The horror lands in the procedural stretches. Light patrol loop twenty-six. A storage-closet bulb that flips on at 3:56:35 a.m., one second after Macy leaves frame on the Ring camera, and stays on for three minutes and seven seconds. The seven seconds matter. A visitor with impossibly long limbs crouching at the foot of a bed, a chrome-plated switchblade buried in the Achilles tendon, the tendon twitching. A basement hallway with no bulbs in the sockets and a television at the end of it. Kliewer is good at dread when he runs it through objects and through time.
What he is less sure of is when to stop. The novel is divided into five parts separated by italicized interludes. CONTACT. WALK. OBSCURE. BLUE. Macy, in direct address, explains to the reader what she has been feeling, what she was feeling at fourteen, what she feels when she thinks about her father. The writing in these passages is not bad. The surrounding narrative was already doing the same work through action, and better, and a book that trusted its own images would have cut them. Jemma’s heckler-commentary has the same effect in miniature: a register running parallel to the narration that names the genre move just before the narration delivers it. The mythology does not fare much better. A Last Enduring God. A Ward of the House. Compass-rose symbols carved into boulders that hint at a cosmology but never resolve into one. The ending throws two reversals at the reader in quick sequence and then a final beat meant to reinstate the first reversal, and the sequence blurs where it should hit.

What stays is Macy. Her eye for the flesh-pink tarp over the dead pool, for the brown water stains streaking the stucco of her motel, for the AI-generated couples on the condo billboards with a few too many teeth. A three-thousand-dollar wire transfer gone inside ten minutes, to rent and bills and a ninety-eight-dollar inhaler prescription her sister has needed for six weeks. The eviction warning scraped off the front door before Jemma can see it. It is unusual for a horror novel to be this alert to what a hundred dollars does and does not do, and the alertness is what keeps the supernatural frame feeling like it is about something.
Worth reading, with caveats.

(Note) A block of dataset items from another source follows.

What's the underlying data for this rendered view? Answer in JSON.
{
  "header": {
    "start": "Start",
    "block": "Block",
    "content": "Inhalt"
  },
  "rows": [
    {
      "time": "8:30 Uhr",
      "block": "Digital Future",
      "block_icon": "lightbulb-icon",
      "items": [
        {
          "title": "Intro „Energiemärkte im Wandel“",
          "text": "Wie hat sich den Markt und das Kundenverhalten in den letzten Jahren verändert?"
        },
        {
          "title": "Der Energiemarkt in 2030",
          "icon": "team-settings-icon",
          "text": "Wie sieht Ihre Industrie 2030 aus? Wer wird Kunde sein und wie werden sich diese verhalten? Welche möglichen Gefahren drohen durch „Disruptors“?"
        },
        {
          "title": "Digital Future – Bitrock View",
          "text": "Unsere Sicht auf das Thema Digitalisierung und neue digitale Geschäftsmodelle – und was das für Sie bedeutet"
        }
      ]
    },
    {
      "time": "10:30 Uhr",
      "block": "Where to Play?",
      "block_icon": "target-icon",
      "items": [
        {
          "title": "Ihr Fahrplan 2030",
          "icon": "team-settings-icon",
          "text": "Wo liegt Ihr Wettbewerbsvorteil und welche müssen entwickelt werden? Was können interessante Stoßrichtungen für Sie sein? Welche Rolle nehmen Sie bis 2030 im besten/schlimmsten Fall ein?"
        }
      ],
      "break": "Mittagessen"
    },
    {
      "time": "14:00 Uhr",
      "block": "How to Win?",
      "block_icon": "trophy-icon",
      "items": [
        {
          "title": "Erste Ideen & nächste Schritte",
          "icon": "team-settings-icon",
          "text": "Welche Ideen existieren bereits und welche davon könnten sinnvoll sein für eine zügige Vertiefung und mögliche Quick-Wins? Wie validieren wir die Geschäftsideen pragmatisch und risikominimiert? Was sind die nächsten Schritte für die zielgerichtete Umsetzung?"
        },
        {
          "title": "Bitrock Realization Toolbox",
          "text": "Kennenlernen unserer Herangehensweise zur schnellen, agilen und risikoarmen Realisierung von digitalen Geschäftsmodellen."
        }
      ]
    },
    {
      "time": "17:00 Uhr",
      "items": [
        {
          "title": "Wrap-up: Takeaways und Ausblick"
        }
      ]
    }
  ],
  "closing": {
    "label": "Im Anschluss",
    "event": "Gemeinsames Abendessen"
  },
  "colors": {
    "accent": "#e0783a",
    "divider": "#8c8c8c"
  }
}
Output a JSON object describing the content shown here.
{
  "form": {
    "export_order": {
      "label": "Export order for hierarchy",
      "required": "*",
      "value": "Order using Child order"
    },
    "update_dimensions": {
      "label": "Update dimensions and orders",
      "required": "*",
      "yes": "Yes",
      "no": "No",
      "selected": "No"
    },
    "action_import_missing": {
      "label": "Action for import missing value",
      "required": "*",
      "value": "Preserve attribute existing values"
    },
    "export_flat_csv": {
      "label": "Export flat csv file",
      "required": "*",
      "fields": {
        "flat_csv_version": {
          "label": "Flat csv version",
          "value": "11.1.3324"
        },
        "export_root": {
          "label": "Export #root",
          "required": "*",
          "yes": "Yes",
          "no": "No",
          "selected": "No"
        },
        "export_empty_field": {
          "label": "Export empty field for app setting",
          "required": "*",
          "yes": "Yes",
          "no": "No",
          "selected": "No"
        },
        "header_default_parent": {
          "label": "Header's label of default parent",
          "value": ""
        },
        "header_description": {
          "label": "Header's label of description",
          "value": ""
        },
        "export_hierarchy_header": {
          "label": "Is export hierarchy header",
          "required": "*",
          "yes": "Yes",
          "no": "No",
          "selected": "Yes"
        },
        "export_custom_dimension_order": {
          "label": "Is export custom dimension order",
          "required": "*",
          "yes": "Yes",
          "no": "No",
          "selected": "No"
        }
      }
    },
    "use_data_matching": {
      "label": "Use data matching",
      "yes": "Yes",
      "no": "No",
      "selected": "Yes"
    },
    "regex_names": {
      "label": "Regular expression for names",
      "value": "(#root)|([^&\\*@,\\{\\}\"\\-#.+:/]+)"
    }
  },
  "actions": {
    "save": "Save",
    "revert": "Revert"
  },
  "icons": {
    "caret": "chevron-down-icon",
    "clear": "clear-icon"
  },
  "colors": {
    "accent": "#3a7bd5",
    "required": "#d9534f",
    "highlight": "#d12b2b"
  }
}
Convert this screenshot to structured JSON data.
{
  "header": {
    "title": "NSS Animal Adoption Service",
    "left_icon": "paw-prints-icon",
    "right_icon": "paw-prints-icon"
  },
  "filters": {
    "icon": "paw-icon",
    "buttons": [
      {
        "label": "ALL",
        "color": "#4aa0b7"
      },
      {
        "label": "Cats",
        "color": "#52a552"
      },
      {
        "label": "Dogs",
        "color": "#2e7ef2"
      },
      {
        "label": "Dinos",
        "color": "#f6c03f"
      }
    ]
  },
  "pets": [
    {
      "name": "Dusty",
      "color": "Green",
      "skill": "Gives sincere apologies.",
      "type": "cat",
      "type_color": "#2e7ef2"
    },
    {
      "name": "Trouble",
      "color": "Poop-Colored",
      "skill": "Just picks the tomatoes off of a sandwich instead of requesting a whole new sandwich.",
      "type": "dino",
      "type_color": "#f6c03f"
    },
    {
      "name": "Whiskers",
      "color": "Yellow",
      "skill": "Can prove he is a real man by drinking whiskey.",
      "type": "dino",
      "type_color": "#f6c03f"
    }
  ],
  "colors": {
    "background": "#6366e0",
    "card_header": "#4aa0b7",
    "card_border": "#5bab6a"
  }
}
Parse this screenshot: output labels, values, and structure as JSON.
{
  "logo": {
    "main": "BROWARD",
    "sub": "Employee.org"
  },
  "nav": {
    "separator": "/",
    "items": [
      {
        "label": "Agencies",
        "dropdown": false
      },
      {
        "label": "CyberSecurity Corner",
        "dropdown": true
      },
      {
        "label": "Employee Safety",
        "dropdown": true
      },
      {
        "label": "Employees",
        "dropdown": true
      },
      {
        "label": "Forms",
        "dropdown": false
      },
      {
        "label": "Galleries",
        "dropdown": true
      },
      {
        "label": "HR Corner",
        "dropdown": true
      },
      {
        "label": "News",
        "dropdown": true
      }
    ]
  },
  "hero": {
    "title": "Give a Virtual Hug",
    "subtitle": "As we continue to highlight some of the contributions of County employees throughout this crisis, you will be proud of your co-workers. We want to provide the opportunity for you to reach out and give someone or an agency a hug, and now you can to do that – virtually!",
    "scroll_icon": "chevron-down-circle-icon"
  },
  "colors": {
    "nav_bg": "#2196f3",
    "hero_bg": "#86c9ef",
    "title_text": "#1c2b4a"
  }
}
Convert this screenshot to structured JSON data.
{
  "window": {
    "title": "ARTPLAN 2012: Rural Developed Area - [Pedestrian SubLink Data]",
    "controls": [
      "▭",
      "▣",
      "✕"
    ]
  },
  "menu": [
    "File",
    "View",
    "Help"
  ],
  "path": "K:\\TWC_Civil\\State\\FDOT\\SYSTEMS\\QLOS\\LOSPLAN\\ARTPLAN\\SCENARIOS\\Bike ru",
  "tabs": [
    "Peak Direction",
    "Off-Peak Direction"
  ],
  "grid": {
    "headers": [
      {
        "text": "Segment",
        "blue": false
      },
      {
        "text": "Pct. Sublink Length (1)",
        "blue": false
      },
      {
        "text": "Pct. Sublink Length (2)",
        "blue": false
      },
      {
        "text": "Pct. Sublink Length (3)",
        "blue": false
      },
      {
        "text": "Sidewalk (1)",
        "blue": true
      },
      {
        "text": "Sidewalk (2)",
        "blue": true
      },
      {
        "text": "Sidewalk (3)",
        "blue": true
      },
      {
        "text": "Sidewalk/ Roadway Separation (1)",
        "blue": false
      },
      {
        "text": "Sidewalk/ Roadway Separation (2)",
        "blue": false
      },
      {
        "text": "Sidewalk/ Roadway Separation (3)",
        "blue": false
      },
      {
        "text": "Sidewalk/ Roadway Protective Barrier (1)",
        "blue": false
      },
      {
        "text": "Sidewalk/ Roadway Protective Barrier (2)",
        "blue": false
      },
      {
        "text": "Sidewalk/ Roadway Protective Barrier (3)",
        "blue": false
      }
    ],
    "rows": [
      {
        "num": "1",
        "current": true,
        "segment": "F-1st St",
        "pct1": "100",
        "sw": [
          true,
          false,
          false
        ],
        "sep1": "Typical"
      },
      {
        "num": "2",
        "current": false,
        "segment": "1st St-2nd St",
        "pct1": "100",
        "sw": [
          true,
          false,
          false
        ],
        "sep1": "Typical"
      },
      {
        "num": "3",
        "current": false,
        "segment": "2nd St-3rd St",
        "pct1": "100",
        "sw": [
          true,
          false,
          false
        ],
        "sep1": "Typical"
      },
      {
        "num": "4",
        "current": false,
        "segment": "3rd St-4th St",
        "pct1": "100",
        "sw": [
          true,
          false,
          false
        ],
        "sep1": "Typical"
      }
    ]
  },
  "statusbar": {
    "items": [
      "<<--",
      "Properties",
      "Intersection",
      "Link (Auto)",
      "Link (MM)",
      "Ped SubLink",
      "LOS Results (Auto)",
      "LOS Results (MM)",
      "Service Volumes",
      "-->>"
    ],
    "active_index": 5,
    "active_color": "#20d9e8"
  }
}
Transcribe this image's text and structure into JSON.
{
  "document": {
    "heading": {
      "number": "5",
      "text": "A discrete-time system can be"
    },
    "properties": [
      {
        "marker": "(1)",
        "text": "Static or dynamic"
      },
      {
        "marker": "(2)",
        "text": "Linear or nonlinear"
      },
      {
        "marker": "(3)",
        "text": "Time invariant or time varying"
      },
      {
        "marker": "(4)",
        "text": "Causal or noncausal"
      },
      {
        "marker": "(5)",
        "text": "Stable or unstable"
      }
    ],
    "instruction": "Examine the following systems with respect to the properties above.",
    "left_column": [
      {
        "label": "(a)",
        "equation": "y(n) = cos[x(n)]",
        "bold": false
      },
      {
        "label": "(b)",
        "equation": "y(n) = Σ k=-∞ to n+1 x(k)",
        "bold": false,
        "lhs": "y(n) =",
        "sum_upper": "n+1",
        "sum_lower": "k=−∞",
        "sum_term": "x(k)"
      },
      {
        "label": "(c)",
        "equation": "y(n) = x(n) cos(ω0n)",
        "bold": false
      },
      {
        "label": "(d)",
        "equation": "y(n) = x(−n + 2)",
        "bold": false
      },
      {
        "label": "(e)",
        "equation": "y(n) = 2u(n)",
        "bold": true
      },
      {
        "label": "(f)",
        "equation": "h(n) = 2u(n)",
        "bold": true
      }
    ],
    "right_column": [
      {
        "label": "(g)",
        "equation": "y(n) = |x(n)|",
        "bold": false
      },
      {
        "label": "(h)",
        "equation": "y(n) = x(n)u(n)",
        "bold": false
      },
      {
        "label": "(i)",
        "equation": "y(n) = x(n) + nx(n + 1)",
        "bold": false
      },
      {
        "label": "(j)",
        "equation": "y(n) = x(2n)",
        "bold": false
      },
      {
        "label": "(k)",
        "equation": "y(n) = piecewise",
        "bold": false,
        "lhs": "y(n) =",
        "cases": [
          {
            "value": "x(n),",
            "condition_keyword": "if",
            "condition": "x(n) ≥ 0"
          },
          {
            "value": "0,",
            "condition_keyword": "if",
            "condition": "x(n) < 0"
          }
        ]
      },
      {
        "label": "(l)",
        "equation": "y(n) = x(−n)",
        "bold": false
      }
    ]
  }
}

Readers who came to Kliewer through NoSleep will find the same hand at work, probably steadier. Readers who want horror with a worked-out cosmology will find the cosmology thin and the signposting heavy. Underneath both is a novel about a depressed twenty-two-year-old raising her sister and failing to grieve her father, braided with a second novel that keeps asking to be louder than the first. The braid is uneven. The first novel is the one worth reading.
The sun rises over the Windfall Bluff in the final paragraph. What color it turns out to be is the one question the book is willing to answer outright, and it answers it in the last line.